# Rival vintage model 1101 meat slicer thoughts please?



## Tallbald (Mar 14, 2018)

There seem to be plenty of these vintage Rival 1101 meat slicers for sale online on auction sites. Made mostly of metal, they look like the home slicers I remember seeing on folks kitchen counters back in the 60's and 70's. 
If someone here has this specific metal Rival 1101 slicer or a close variant, could you please share your thoughts? My loving spouse is rather reluctant to slice using my beautiful Victorinox chef's knife or my Messermeister granton edge carving knife.
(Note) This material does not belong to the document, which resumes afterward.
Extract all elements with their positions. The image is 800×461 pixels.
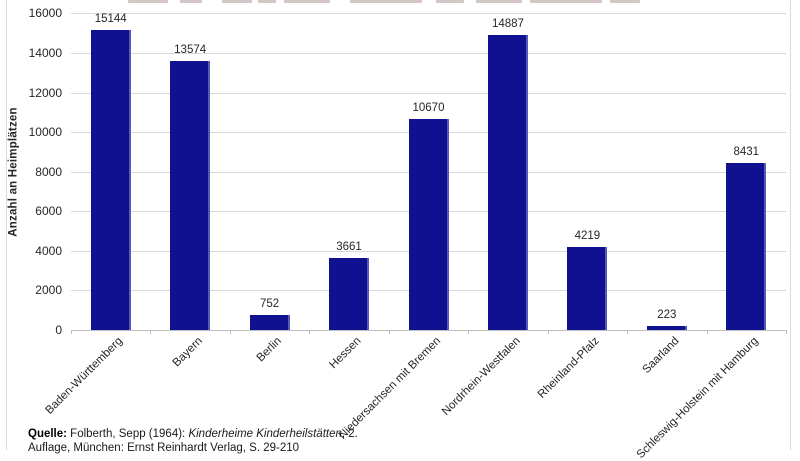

And I could use the help sometimes
Thanks to everyone here as always. Don.


----------



## Lonzinomaker (Mar 14, 2018)

Before I bought my Berkel commercial slicer, I found one of those on Craigslist for $35. Talked them down to $25. The best I can say for it is that it is metal, does slice (if the meat is semi-frozen) and easy to clean. But it wasn't something I would want to use more than 2X a year. The slicing action was not very secure and I just didn't like it much. I also had a serrated edge on the blade, with made it impossible to sharpen myself.  And I couldn't slice my bacon because the tray was to small. I would rather use my 14in granton slicer than the Rival electric. Without knowing how much you're going to slice, I would recommend getting something more on the commercial-upper prosumer level.

Maybe getting a cut resistant glove for the off hand would make your spouse feel like it is okay to use the granton slicer.


----------



## gmc2003 (Mar 14, 2018)

I use an old oyster slicer that my parents had in the 70's. It does the job(s) I need it to do. Although I only use it a few times a year. Other then it being plastic it breaks down nicely and fits in a kitchen drawer. 

Chris


----------



## Tallbald (Mar 14, 2018)

Thank you all. What I needed to know. Don.


----------